As if the former concerns aren’t enough, another unsettling topic surrounding women’s health is the appalling maternal mortality rate in the United States. Touted as one of the greatest nations in the developed world, America witnesses 700 to 900 maternal deaths each year. While considerable efforts have been enacted to reduce the country’s infant mortality rate, our maternal mortality rate has risen significantly in recent decades. In fact, it’s one of the worst among developed nations.
Even worse, many of these deaths and injuries from childbirth are preventable. New mothers are dying from birthing complications like loss of blood and high blood pressure – two extremely treatable conditions.
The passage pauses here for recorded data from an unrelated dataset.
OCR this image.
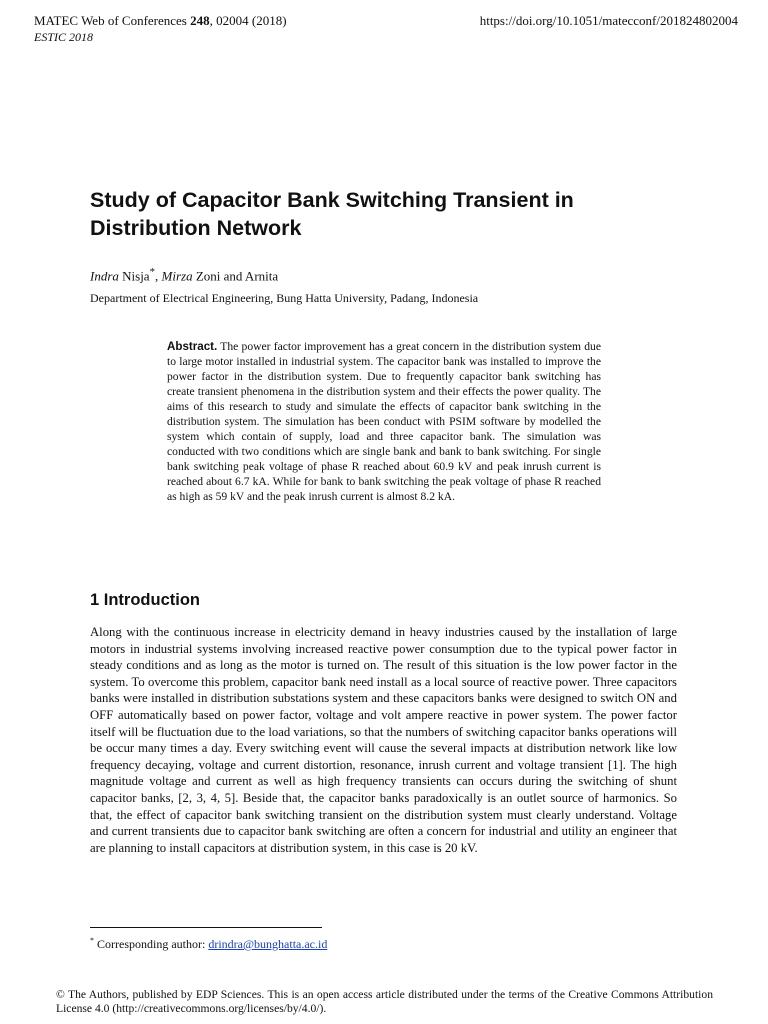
MATEC Web of Conferences 248, 02004 (2018)
ESTIC 2018
https://doi.org/10.1051/matecconf/201824802004
Study of Capacitor Bank Switching Transient in Distribution Network
Indra Nisja*, Mirza Zoni and Arnita
Department of Electrical Engineering, Bung Hatta University, Padang, Indonesia
Abstract. The power factor improvement has a great concern in the distribution system due to large motor installed in industrial system. The capacitor bank was installed to improve the power factor in the distribution system. Due to frequently capacitor bank switching has create transient phenomena in the distribution system and their effects the power quality. The aims of this research to study and simulate the effects of capacitor bank switching in the distribution system. The simulation has been conduct with PSIM software by modelled the system which contain of supply, load and three capacitor bank. The simulation was conducted with two conditions which are single bank and bank to bank switching. For single bank switching peak voltage of phase R reached about 60.9 kV and peak inrush current is reached about 6.7 kA. While for bank to bank switching the peak voltage of phase R reached as high as 59 kV and the peak inrush current is almost 8.2 kA.
1 Introduction
Along with the continuous increase in electricity demand in heavy industries caused by the installation of large motors in industrial systems involving increased reactive power consumption due to the typical power factor in steady conditions and as long as the motor is turned on. The result of this situation is the low power factor in the system. To overcome this problem, capacitor bank need install as a local source of reactive power. Three capacitors banks were installed in distribution substations system and these capacitors banks were designed to switch ON and OFF automatically based on power factor, voltage and volt ampere reactive in power system. The power factor itself will be fluctuation due to the load variations, so that the numbers of switching capacitor banks operations will be occur many times a day. Every switching event will cause the several impacts at distribution network like low frequency decaying, voltage and current distortion, resonance, inrush current and voltage transient [1]. The high magnitude voltage and current as well as high frequency transients can occurs during the switching of shunt capacitor banks, [2, 3, 4, 5]. Beside that, the capacitor banks paradoxically is an outlet source of harmonics. So that, the effect of capacitor bank switching transient on the distribution system must clearly understand. Voltage and current transients due to capacitor bank switching are often a concern for industrial and utility an engineer that are planning to install capacitors at distribution system, in this case is 20 kV.
* Corresponding author: drindra@bunghatta.ac.id
© The Authors, published by EDP Sciences. This is an open access article distributed under the terms of the Creative Commons Attribution License 4.0 (http://creativecommons.org/licenses/by/4.0/).
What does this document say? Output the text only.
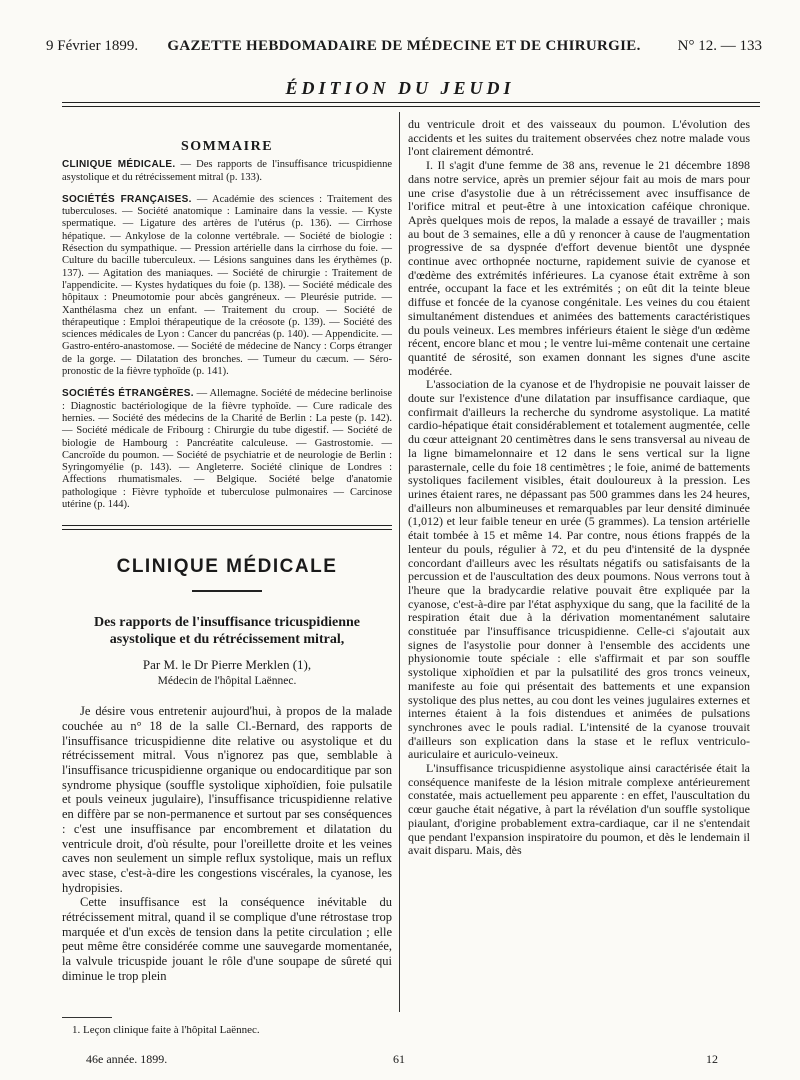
9 Février 1899.	GAZETTE HEBDOMADAIRE DE MÉDECINE ET DE CHIRURGIE.	N° 12. — 133
ÉDITION DU JEUDI
SOMMAIRE

CLINIQUE MÉDICALE. — Des rapports de l'insuffisance tricuspidienne asystolique et du rétrécissement mitral (p. 133).

SOCIÉTÉS FRANÇAISES. — Académie des sciences : Traitement des tuberculoses. — Société anatomique : Laminaire dans la vessie. — Kyste spermatique. — Ligature des artères de l'utérus (p. 136). — Cirrhose hépatique. — Ankylose de la colonne vertébrale. — Société de biologie : Résection du sympathique. — Pression artérielle dans la cirrhose du foie. — Culture du bacille tuberculeux. — Lésions sanguines dans les érythèmes (p. 137). — Agitation des maniaques. — Société de chirurgie : Traitement de l'appendicite. — Kystes hydatiques du foie (p. 138). — Société médicale des hôpitaux : Pneumotomie pour abcès gangréneux. — Pleurésie putride. — Xanthélasma chez un enfant. — Traitement du croup. — Société de thérapeutique : Emploi thérapeutique de la créosote (p. 139). — Société des sciences médicales de Lyon : Cancer du pancréas (p. 140). — Appendicite. — Gastro-entéro-anastomose. — Société de médecine de Nancy : Corps étranger de la gorge. — Dilatation des bronches. — Tumeur du cæcum. — Séro-pronostic de la fièvre typhoïde (p. 141).

SOCIÉTÉS ÉTRANGÈRES. — Allemagne. Société de médecine berlinoise : Diagnostic bactériologique de la fièvre typhoïde. — Cure radicale des hernies. — Société des médecins de la Charité de Berlin : La peste (p. 142). — Société médicale de Fribourg : Chirurgie du tube digestif. — Société de biologie de Hambourg : Pancréatite calculeuse. — Gastrostomie. — Cancroïde du poumon. — Société de psychiatrie et de neurologie de Berlin : Syringomyélie (p. 143). — Angleterre. Société clinique de Londres : Affections rhumatismales. — Belgique. Société belge d'anatomie pathologique : Fièvre typhoïde et tuberculose pulmonaires — Carcinose utérine (p. 144).

CLINIQUE MÉDICALE
Des rapports de l'insuffisance tricuspidienne asystolique et du rétrécissement mitral,
Par M. le Dr Pierre Merklen (1),
Médecin de l'hôpital Laënnec.

Je désire vous entretenir aujourd'hui, à propos de la malade couchée au n° 18 de la salle Cl.-Bernard, des rapports de l'insuffisance tricuspidienne dite relative ou asystolique et du rétrécissement mitral. Vous n'ignorez pas que, semblable à l'insuffisance tricuspidienne organique ou endocarditique par son syndrome physique (souffle systolique xiphoïdien, foie pulsatile et pouls veineux jugulaire), l'insuffisance tricuspidienne relative en diffère par se non-permanence et surtout par ses conséquences : c'est une insuffisance par encombrement et dilatation du ventricule droit, d'où résulte, pour l'oreillette droite et les veines caves non seulement un simple reflux systolique, mais un reflux avec stase, c'est-à-dire les congestions viscérales, la cyanose, les hydropisies.

Cette insuffisance est la conséquence inévitable du rétrécissement mitral, quand il se complique d'une rétrostase trop marquée et d'un excès de tension dans la petite circulation ; elle peut même être considérée comme une sauvegarde momentanée, la valvule tricuspide jouant le rôle d'une soupape de sûreté qui diminue le trop plein

du ventricule droit et des vaisseaux du poumon. L'évolution des accidents et les suites du traitement observées chez notre malade vous l'ont clairement démontré.

I. Il s'agit d'une femme de 38 ans, revenue le 21 décembre 1898 dans notre service, après un premier séjour fait au mois de mars pour une crise d'asystolie due à un rétrécissement avec insuffisance de l'orifice mitral et peut-être à une intoxication caféique chronique. Après quelques mois de repos, la malade a essayé de travailler ; mais au bout de 3 semaines, elle a dû y renoncer à cause de l'augmentation progressive de sa dyspnée d'effort devenue bientôt une dyspnée continue avec orthopnée nocturne, rapidement suivie de cyanose et d'œdème des extrémités inférieures. La cyanose était extrême à son entrée, occupant la face et les extrémités ; on eût dit la teinte bleue diffuse et foncée de la cyanose congénitale. Les veines du cou étaient simultanément distendues et animées des battements caractéristiques du pouls veineux. Les membres inférieurs étaient le siège d'un œdème récent, encore blanc et mou ; le ventre lui-même contenait une certaine quantité de sérosité, son examen donnant les signes d'une ascite modérée.

L'association de la cyanose et de l'hydropisie ne pouvait laisser de doute sur l'existence d'une dilatation par insuffisance cardiaque, que confirmait d'ailleurs la recherche du syndrome asystolique. La matité cardio-hépatique était considérablement et totalement augmentée, celle du cœur atteignant 20 centimètres dans le sens transversal au niveau de la ligne bimamelonnaire et 12 dans le sens vertical sur la ligne parasternale, celle du foie 18 centimètres ; le foie, animé de battements systoliques facilement visibles, était douloureux à la pression. Les urines étaient rares, ne dépassant pas 500 grammes dans les 24 heures, d'ailleurs non albumineuses et remarquables par leur densité diminuée (1,012) et leur faible teneur en urée (5 grammes). La tension artérielle était tombée à 15 et même 14. Par contre, nous étions frappés de la lenteur du pouls, régulier à 72, et du peu d'intensité de la dyspnée concordant d'ailleurs avec les résultats négatifs ou satisfaisants de la percussion et de l'auscultation des deux poumons. Nous verrons tout à l'heure que la bradycardie relative pouvait être expliquée par la cyanose, c'est-à-dire par l'état asphyxique du sang, que la facilité de la respiration était due à la dérivation momentanément salutaire constituée par l'insuffisance tricuspidienne. Celle-ci s'ajoutait aux signes de l'asystolie pour donner à l'ensemble des accidents une physionomie toute spéciale : elle s'affirmait et par son souffle systolique xiphoïdien et par la pulsatilité des gros troncs veineux, manifeste au foie qui présentait des battements et une expansion systolique des plus nettes, au cou dont les veines jugulaires externes et internes étaient à la fois distendues et animées de pulsations synchrones avec le pouls radial. L'intensité de la cyanose trouvait d'ailleurs son explication dans la stase et le reflux ventriculo-auriculaire et auriculo-veineux.

L'insuffisance tricuspidienne asystolique ainsi caractérisée était la conséquence manifeste de la lésion mitrale complexe antérieurement constatée, mais actuellement peu apparente : en effet, l'auscultation du cœur gauche était négative, à part la révélation d'un souffle systolique piaulant, d'origine probablement extra-cardiaque, car il ne s'entendait que pendant l'expansion inspiratoire du poumon, et dès le lendemain il avait disparu. Mais, dès

1. Leçon clinique faite à l'hôpital Laënnec.
46e année. 1899.	61	12
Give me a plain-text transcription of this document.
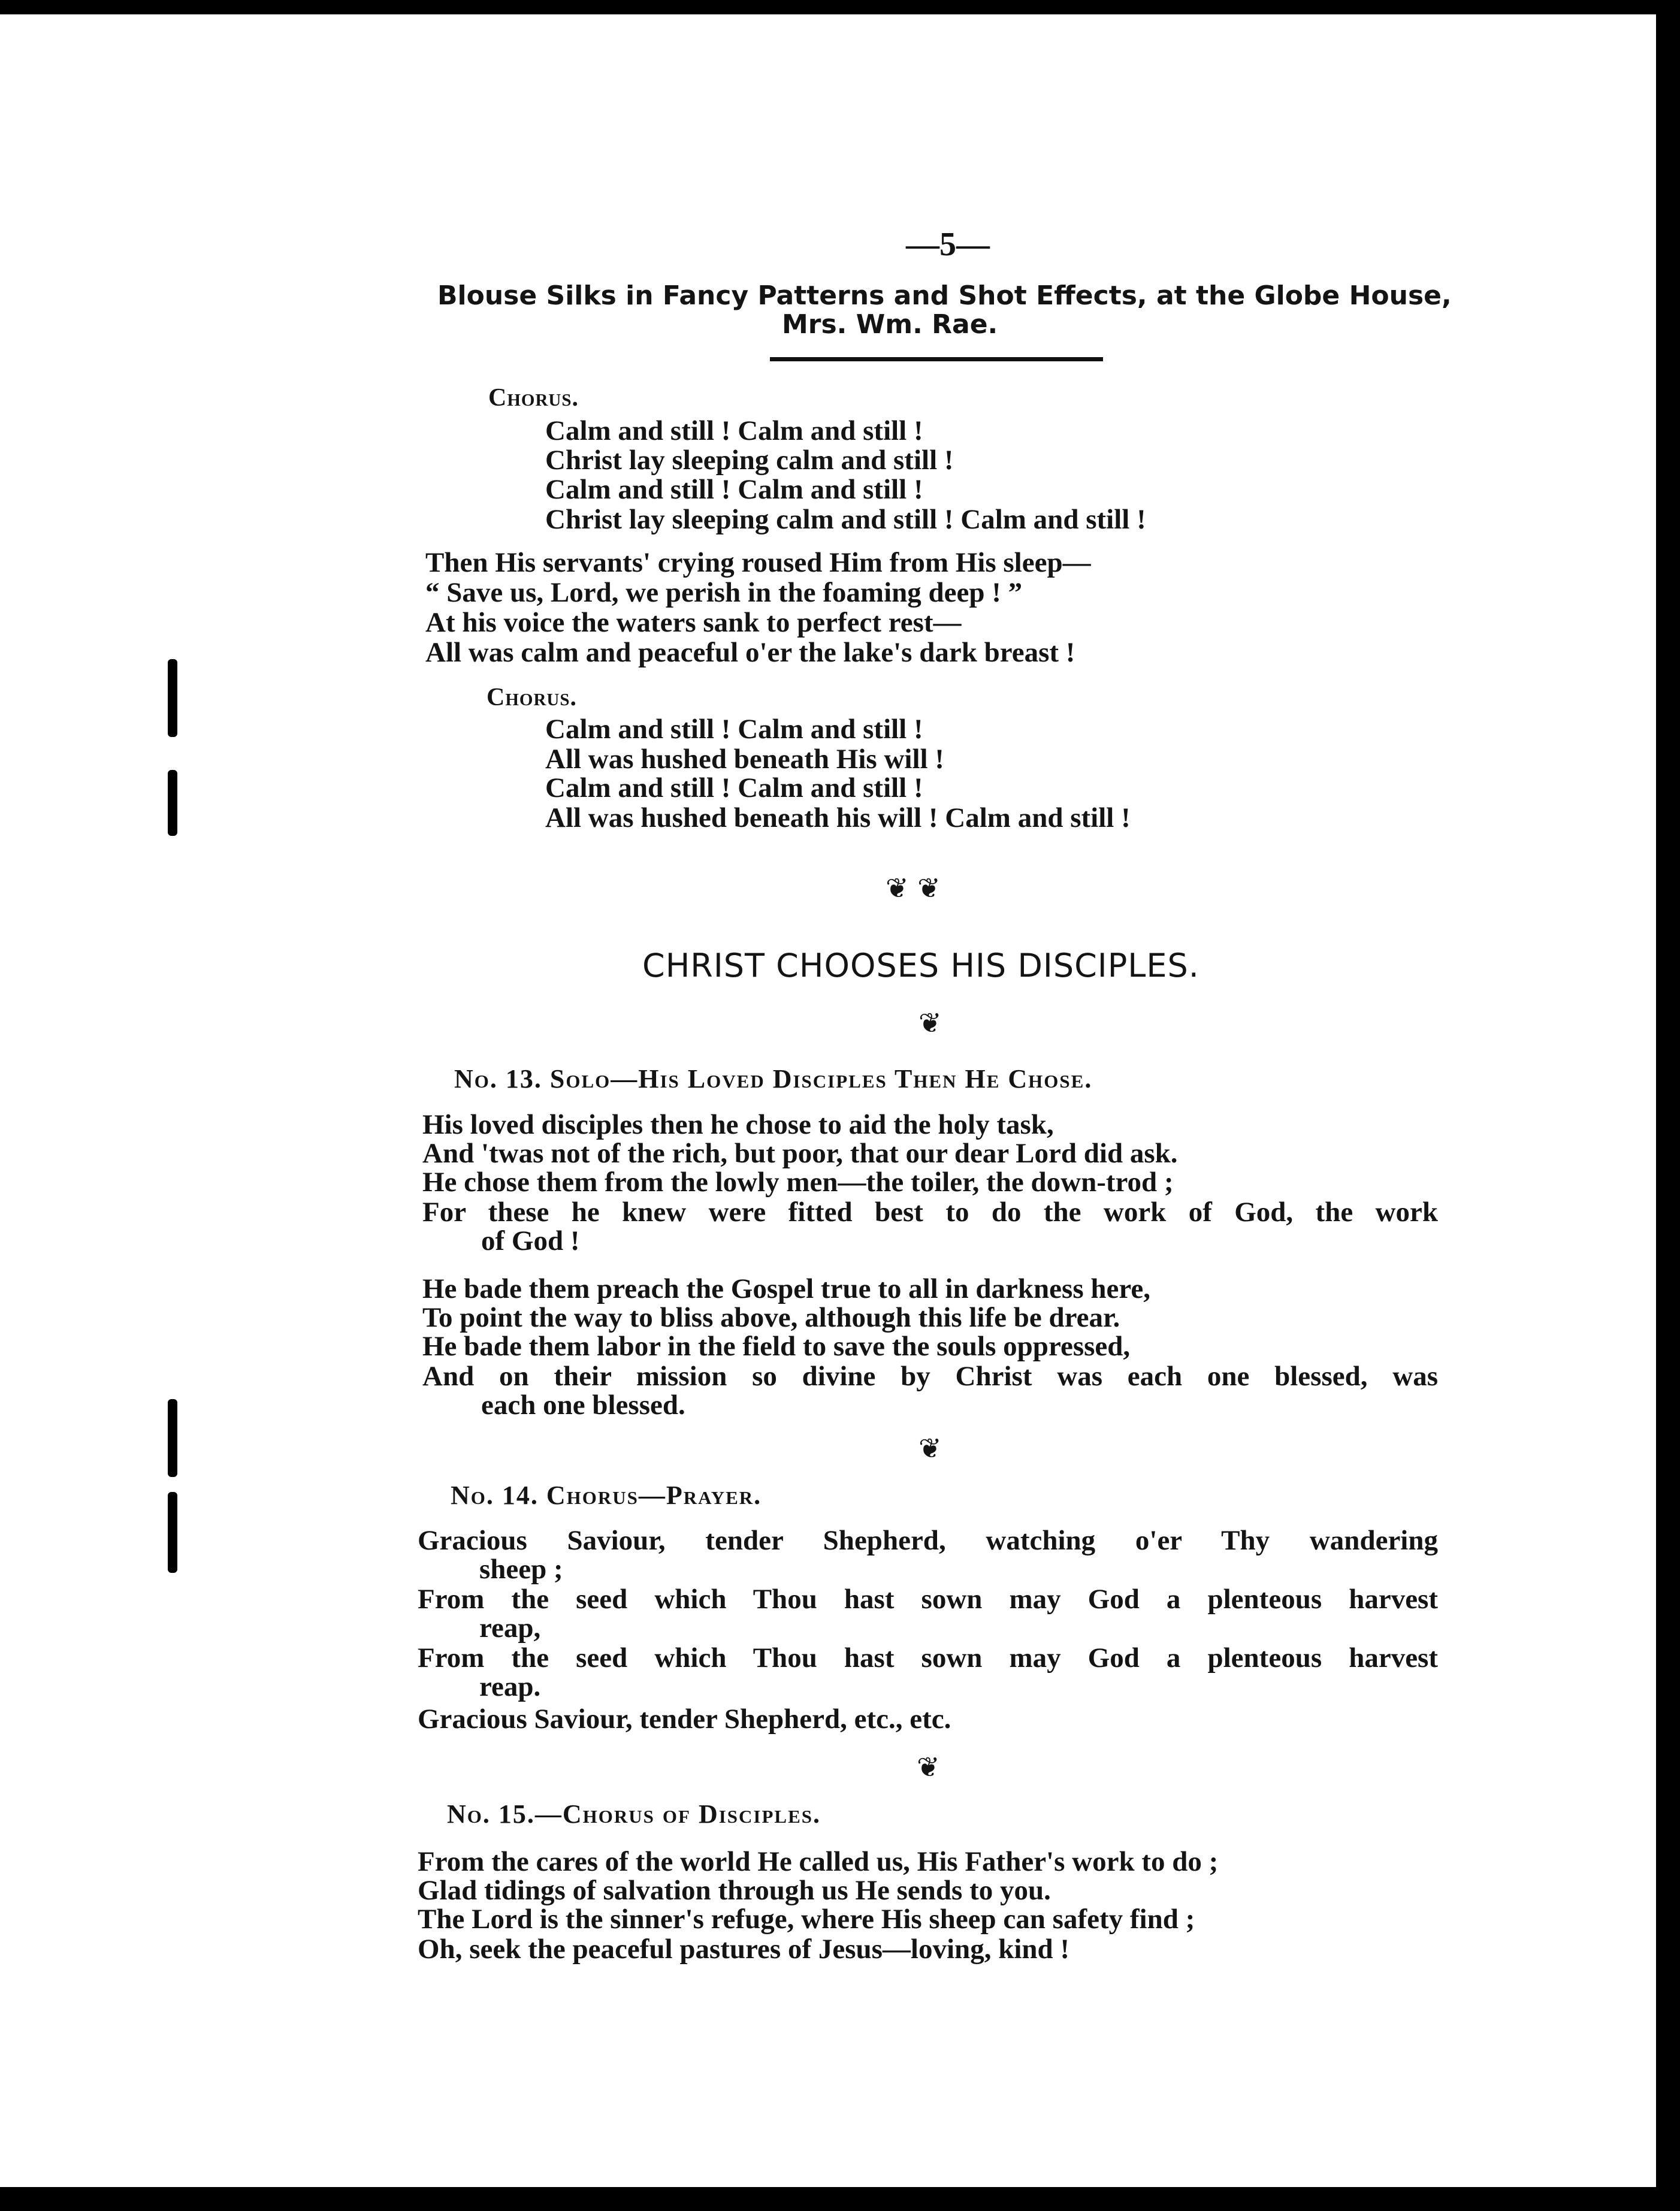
—5—
Blouse Silks in Fancy Patterns and Shot Effects, at the Globe House,
Mrs. Wm. Rae.
Chorus.
Calm and still ! Calm and still !
Christ lay sleeping calm and still !
Calm and still ! Calm and still !
Christ lay sleeping calm and still ! Calm and still !
Then His servants' crying roused Him from His sleep—
“ Save us, Lord, we perish in the foaming deep ! ”
At his voice the waters sank to perfect rest—
All was calm and peaceful o'er the lake's dark breast !
Chorus.
Calm and still ! Calm and still !
All was hushed beneath His will !
Calm and still ! Calm and still !
All was hushed beneath his will ! Calm and still !
❦ ❦
CHRIST CHOOSES HIS DISCIPLES.
❦
No. 13. Solo—His Loved Disciples Then He Chose.
His loved disciples then he chose to aid the holy task,
And 'twas not of the rich, but poor, that our dear Lord did ask.
He chose them from the lowly men—the toiler, the down-trod ;
For these he knew were fitted best to do the work of God, the work
of God !
He bade them preach the Gospel true to all in darkness here,
To point the way to bliss above, although this life be drear.
He bade them labor in the field to save the souls oppressed,
And on their mission so divine by Christ was each one blessed, was
each one blessed.
❦
No. 14. Chorus—Prayer.
Gracious Saviour, tender Shepherd, watching o'er Thy wandering
sheep ;
From the seed which Thou hast sown may God a plenteous harvest
reap,
From the seed which Thou hast sown may God a plenteous harvest
reap.
Gracious Saviour, tender Shepherd, etc., etc.
❦
No. 15.—Chorus of Disciples.
From the cares of the world He called us, His Father's work to do ;
Glad tidings of salvation through us He sends to you.
The Lord is the sinner's refuge, where His sheep can safety find ;
Oh, seek the peaceful pastures of Jesus—loving, kind !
Fortunately, there is a silver lining for prospective mothers. Thanks to investigative journalists, advocates, and members of the medical community, progress is being made to reduce the country’s maternal mortality rate. Last December, the Preventing Maternal Deaths Act was signed into law, allocating federal funds and resources to every state to combat the issue of maternal mortality. Essentially each state will create a Maternal Mortality Review Committee (MMRC) to study maternal health across the state and to make recommendations using insights garnered from the initial review.
With all the expectations that society places on the modern woman, she could easily be called Wonder Woman.
But it is NOT okay for her to receive inadequate care or consideration in the healthcare space. Women deal with enough, and they deserve equal care and attention.
While our country is making strides toward healthcare equality through the work of advocacy programs and legislation, more change and awareness of these issues are needed.
Progress is female, and it can’t and shouldn’t be stopped!